Within the ART group, risks were modeled by oocyte source-embryo state combinations, and among infants born from cycles using fresh embryos, additionally by the use of ICSI. All analyses were performed using SAS Version 9.4 software (SAS, Cary, NC, USA). We could not properly account for correlation within twin pairs because data on twinship were inconsistently available (data were not consistently provided for both twins in a pair in the natural and OI/IUI conceived births). The number of fetal heartbeats greater than plurality at birth was added to the models and changed the point estimates by at most 0.02; most were unchanged, so this factor was not retained in the models.

Given that the time period of this study was 2004–2016, there were women with more than one delivery resulting in a live birth.
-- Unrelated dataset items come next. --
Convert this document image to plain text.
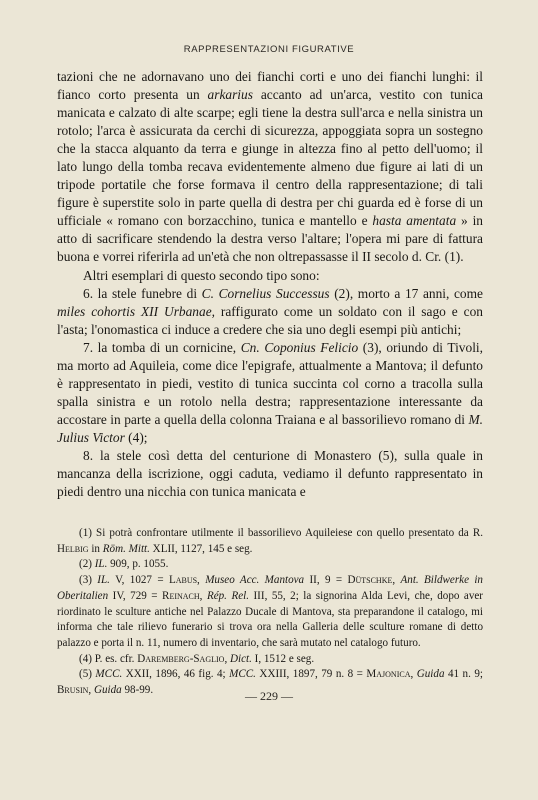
RAPPRESENTAZIONI FIGURATIVE

tazioni che ne adornavano uno dei fianchi corti e uno dei fianchi lunghi: il fianco corto presenta un arkarius accanto ad un'arca, vestito con tunica manicata e calzato di alte scarpe; egli tiene la destra sull'arca e nella sinistra un rotolo; l'arca è assicurata da cerchi di sicurezza, appoggiata sopra un sostegno che la stacca alquanto da terra e giunge in altezza fino al petto dell'uomo; il lato lungo della tomba recava evidentemente almeno due figure ai lati di un tripode portatile che forse formava il centro della rappresentazione; di tali figure è superstite solo in parte quella di destra per chi guarda ed è forse di un ufficiale « romano con borzacchino, tunica e mantello e hasta amentata » in atto di sacrificare stendendo la destra verso l'altare; l'opera mi pare di fattura buona e vorrei riferirla ad un'età che non oltrepassasse il II secolo d. Cr. (1).

Altri esemplari di questo secondo tipo sono:

6. la stele funebre di C. Cornelius Successus (2), morto a 17 anni, come miles cohortis XII Urbanae, raffigurato come un soldato con il sago e con l'asta; l'onomastica ci induce a credere che sia uno degli esempi più antichi;

7. la tomba di un cornicine, Cn. Coponius Felicio (3), oriundo di Tivoli, ma morto ad Aquileia, come dice l'epigrafe, attualmente a Mantova; il defunto è rappresentato in piedi, vestito di tunica succinta col corno a tracolla sulla spalla sinistra e un rotolo nella destra; rappresentazione interessante da accostare in parte a quella della colonna Traiana e al bassorilievo romano di M. Julius Victor (4);

8. la stele così detta del centurione di Monastero (5), sulla quale in mancanza della iscrizione, oggi caduta, vediamo il defunto rappresentato in piedi dentro una nicchia con tunica manicata e

(1) Si potrà confrontare utilmente il bassorilievo Aquileiese con quello presentato da R. Helbig in Röm. Mitt. XLII, 1127, 145 e seg.

(2) IL. 909, p. 1055.

(3) IL. V, 1027 = Labus, Museo Acc. Mantova II, 9 = Dütschke, Ant. Bildwerke in Oberitalien IV, 729 = Reinach, Rép. Rel. III, 55, 2; la signorina Alda Levi, che, dopo aver riordinato le sculture antiche nel Palazzo Ducale di Mantova, sta preparandone il catalogo, mi informa che tale rilievo funerario si trova ora nella Galleria delle sculture romane di detto palazzo e porta il n. 11, numero di inventario, che sarà mutato nel catalogo futuro.

(4) P. es. cfr. Daremberg-Saglio, Dict. I, 1512 e seg.

(5) MCC. XXII, 1896, 46 fig. 4; MCC. XXIII, 1897, 79 n. 8 = Majonica, Guida 41 n. 9; Brusin, Guida 98-99.	— 229 —
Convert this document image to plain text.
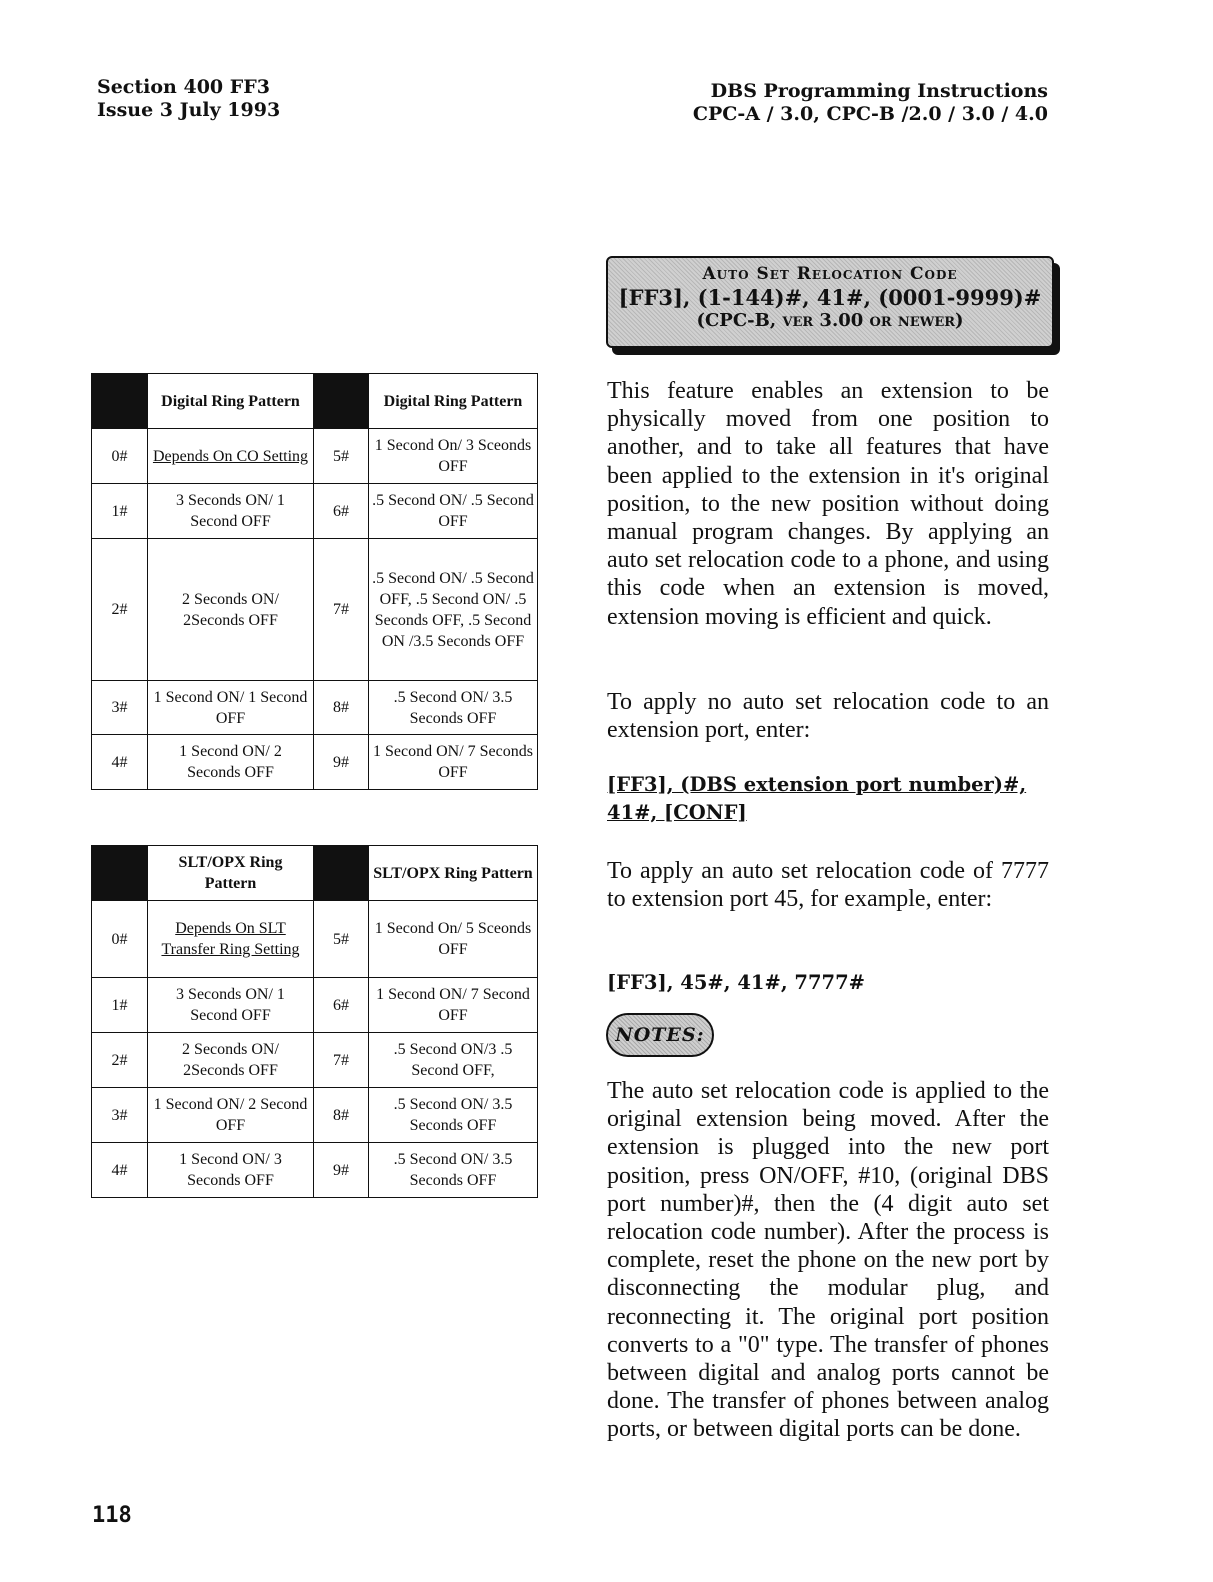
Section 400 FF3
Issue 3 July 1993
DBS Programming Instructions
CPC-A / 3.0, CPC-B /2.0 / 3.0 / 4.0
	Digital Ring Pattern		Digital Ring Pattern
0#	Depends On CO Setting	5#	1 Second On/ 3 Sceonds OFF
1#	3 Seconds ON/ 1 Second OFF	6#	.5 Second ON/ .5 Second OFF
2#	2 Seconds ON/ 2Seconds OFF	7#	.5 Second ON/ .5 Second OFF, .5 Second ON/ .5 Seconds OFF, .5 Second ON /3.5 Seconds OFF
3#	1 Second ON/ 1 Second OFF	8#	.5 Second ON/ 3.5 Seconds OFF
4#	1 Second ON/ 2 Seconds OFF	9#	1 Second ON/ 7 Seconds OFF
	SLT/OPX Ring Pattern		SLT/OPX Ring Pattern
0#	Depends On SLT Transfer Ring Setting	5#	1 Second On/ 5 Sceonds OFF
1#	3 Seconds ON/ 1 Second OFF	6#	1 Second ON/ 7 Second OFF
2#	2 Seconds ON/ 2Seconds OFF	7#	.5 Second ON/3 .5 Second OFF,
3#	1 Second ON/ 2 Second OFF	8#	.5 Second ON/ 3.5 Seconds OFF
4#	1 Second ON/ 3 Seconds OFF	9#	.5 Second ON/ 3.5 Seconds OFF
Auto Set Relocation Code
[FF3], (1-144)#, 41#, (0001-9999)#
(CPC-B, ver 3.00 or newer)
This feature enables an extension to be physically moved from one position to another, and to take all features that have been applied to the extension in it's original position, to the new position without doing manual program changes. By applying an auto set relocation code to a phone, and using this code when an extension is moved, extension moving is efficient and quick.
To apply no auto set relocation code to an extension port, enter:
[FF3], (DBS extension port number)#,
41#, [CONF]
To apply an auto set relocation code of 7777 to extension port 45, for example, enter:
[FF3], 45#, 41#, 7777#
NOTES:
The auto set relocation code is applied to the original extension being moved. After the extension is plugged into the new port position, press ON/OFF, #10, (original DBS port number)#, then the (4 digit auto set relocation code number). After the process is complete, reset the phone on the new port by disconnecting the modular plug, and reconnecting it. The original port position converts to a "0" type. The transfer of phones between digital and analog ports cannot be done. The transfer of phones between analog ports, or between digital ports can be done.
118
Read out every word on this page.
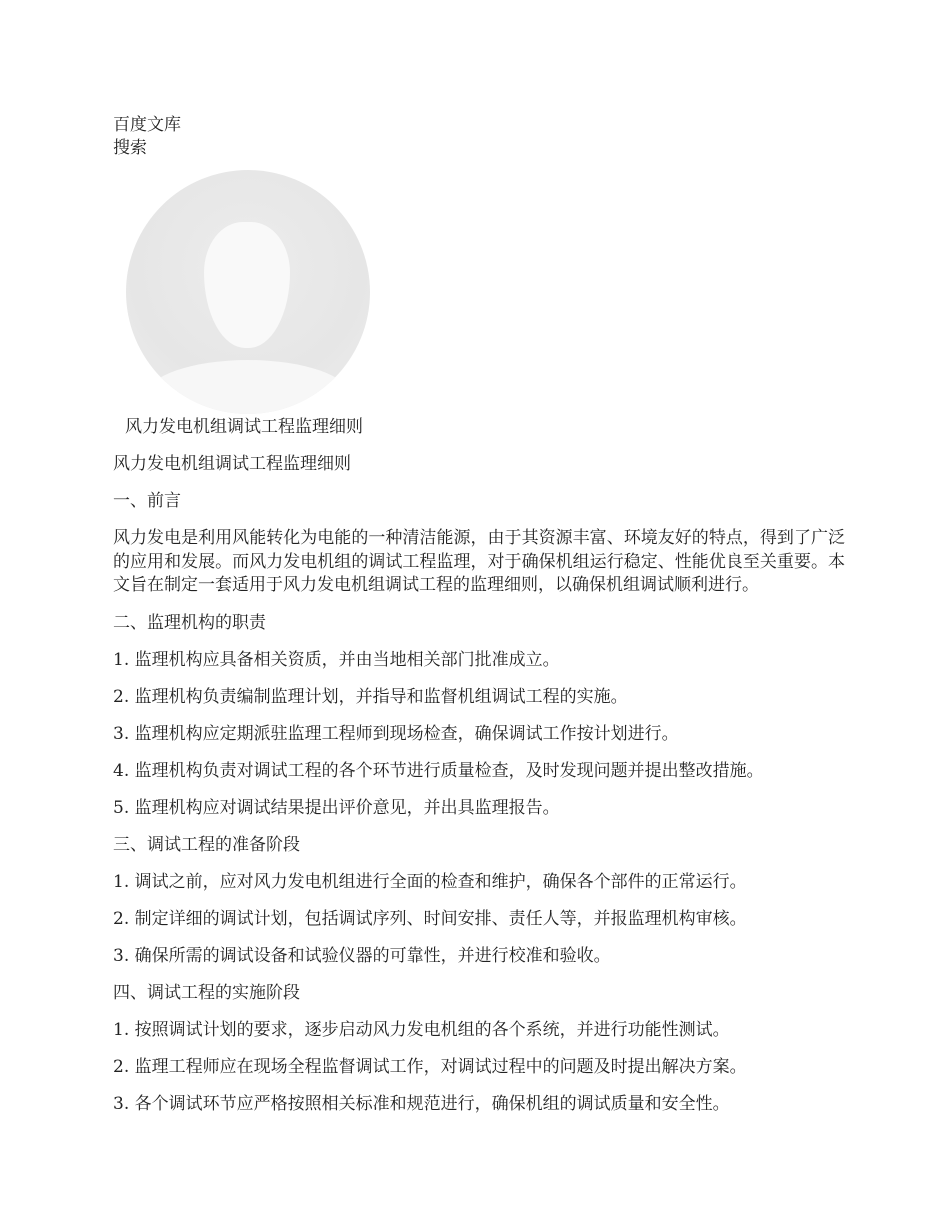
百度文库

搜索

风力发电机组调试工程监理细则

风力发电机组调试工程监理细则

一、前言

风力发电是利用风能转化为电能的一种清洁能源，由于其资源丰富、环境友好的特点，得到了广泛的应用和发展。而风力发电机组的调试工程监理，对于确保机组运行稳定、性能优良至关重要。本文旨在制定一套适用于风力发电机组调试工程的监理细则，以确保机组调试顺利进行。

二、监理机构的职责

1. 监理机构应具备相关资质，并由当地相关部门批准成立。

2. 监理机构负责编制监理计划，并指导和监督机组调试工程的实施。

3. 监理机构应定期派驻监理工程师到现场检查，确保调试工作按计划进行。

4. 监理机构负责对调试工程的各个环节进行质量检查，及时发现问题并提出整改措施。

5. 监理机构应对调试结果提出评价意见，并出具监理报告。

三、调试工程的准备阶段

1. 调试之前，应对风力发电机组进行全面的检查和维护，确保各个部件的正常运行。

2. 制定详细的调试计划，包括调试序列、时间安排、责任人等，并报监理机构审核。

3. 确保所需的调试设备和试验仪器的可靠性，并进行校准和验收。

四、调试工程的实施阶段

1. 按照调试计划的要求，逐步启动风力发电机组的各个系统，并进行功能性测试。

2. 监理工程师应在现场全程监督调试工作，对调试过程中的问题及时提出解决方案。

3. 各个调试环节应严格按照相关标准和规范进行，确保机组的调试质量和安全性。
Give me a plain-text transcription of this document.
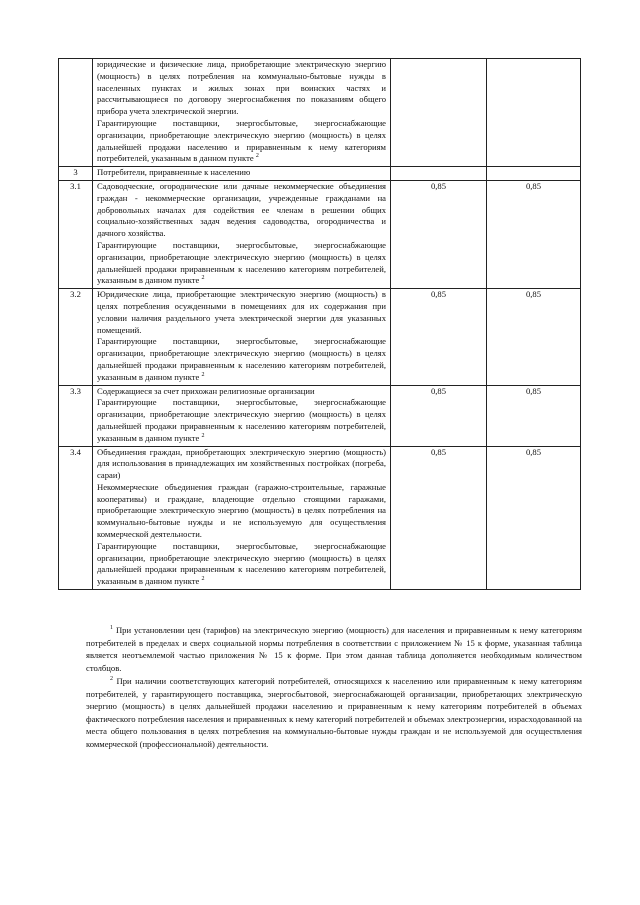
	юридические и физические лица, приобретающие электрическую энергию (мощность) в целях потребления на коммунально-бытовые нужды в населенных пунктах и жилых зонах при воинских частях и рассчитывающиеся по договору энергоснабжения по показаниям общего прибора учета электрической энергии.
Гарантирующие поставщики, энергосбытовые, энергоснабжающие организации, приобретающие электрическую энергию (мощность) в целях дальнейшей продажи населению и приравненным к нему категориям потребителей, указанным в данном пункте $^2$

3	Потребители, приравненные к населению		

3.1	Садоводческие, огороднические или дачные некоммерческие объединения граждан - некоммерческие организации, учрежденные гражданами на добровольных началах для содействия ее членам в решении общих социально-хозяйственных задач ведения садоводства, огородничества и дачного хозяйства.
Гарантирующие поставщики, энергосбытовые, энергоснабжающие организации, приобретающие электрическую энергию (мощность) в целях дальнейшей продажи приравненным к населению категориям потребителей, указанным в данном пункте $^2$	0,85	0,85
3.2	Юридические лица, приобретающие электрическую энергию (мощность) в целях потребления осужденными в помещениях для их содержания при условии наличия раздельного учета электрической энергии для указанных помещений.
Гарантирующие поставщики, энергосбытовые, энергоснабжающие организации, приобретающие электрическую энергию (мощность) в целях дальнейшей продажи приравненным к населению категориям потребителей, указанным в данном пункте $^2$	0,85	0,85
3.3	Содержащиеся за счет прихожан религиозные организации
Гарантирующие поставщики, энергосбытовые, энергоснабжающие организации, приобретающие электрическую энергию (мощность) в целях дальнейшей продажи приравненным к населению категориям потребителей, указанным в данном пункте $^2$	0,85	0,85
3.4	Объединения граждан, приобретающих электрическую энергию (мощность) для использования в принадлежащих им хозяйственных постройках (погреба, сараи)
Некоммерческие объединения граждан (гаражно-строительные, гаражные кооперативы) и граждане, владеющие отдельно стоящими гаражами, приобретающие электрическую энергию (мощность) в целях потребления на коммунально-бытовые нужды и не используемую для осуществления коммерческой деятельности.
Гарантирующие поставщики, энергосбытовые, энергоснабжающие организации, приобретающие электрическую энергию (мощность) в целях дальнейшей продажи приравненным к населению категориям потребителей, указанным в данном пункте $^2$	0,85	0,85
$^1$ При установлении цен (тарифов) на электрическую энергию (мощность) для населения и приравненным к нему категориям потребителей в пределах и сверх социальной нормы потребления в соответствии с приложением № 15 к форме, указанная таблица является неотъемлемой частью приложения № 15 к форме. При этом данная таблица дополняется необходимым количеством столбцов.
$^2$ При наличии соответствующих категорий потребителей, относящихся к населению или приравненным к нему категориям потребителей, у гарантирующего поставщика, энергосбытовой, энергоснабжающей организации, приобретающих электрическую энергию (мощность) в целях дальнейшей продажи населению и приравненным к нему категориям потребителей в объемах фактического потребления населения и приравненных к нему категорий потребителей и объемах электроэнергии, израсходованной на места общего пользования в целях потребления на коммунально-бытовые нужды граждан и не используемой для осуществления коммерческой (профессиональной) деятельности.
We were able to identify women who had more than one live birth among those who were ART-treated, but not among the natural and OI/IUI conceived women. Of the ART women who had a singleton live birth, 85.3% had only one singleton live birth; 13.4% had two singleton live births and 1.2% had 3–5 singleton live births. If all the children delivered by women with more than one live birth had the same birth defect, this would increase the estimate of the standard error by ~7%; however, only 12% of the children from a mother who had a child with one defect had more than one child with a birth defect. Therefore, the effect on the standard error and the resulting CI is ~1%. It is likely that the repeat live birth rate in fertile women is higher than that for ART women, but the rate of repeat defects is not likely to exceed that of the ART births. Even if the rate of repeat pregnancies was as high as 50%, the effect on the estimate of the standard error would be <5%.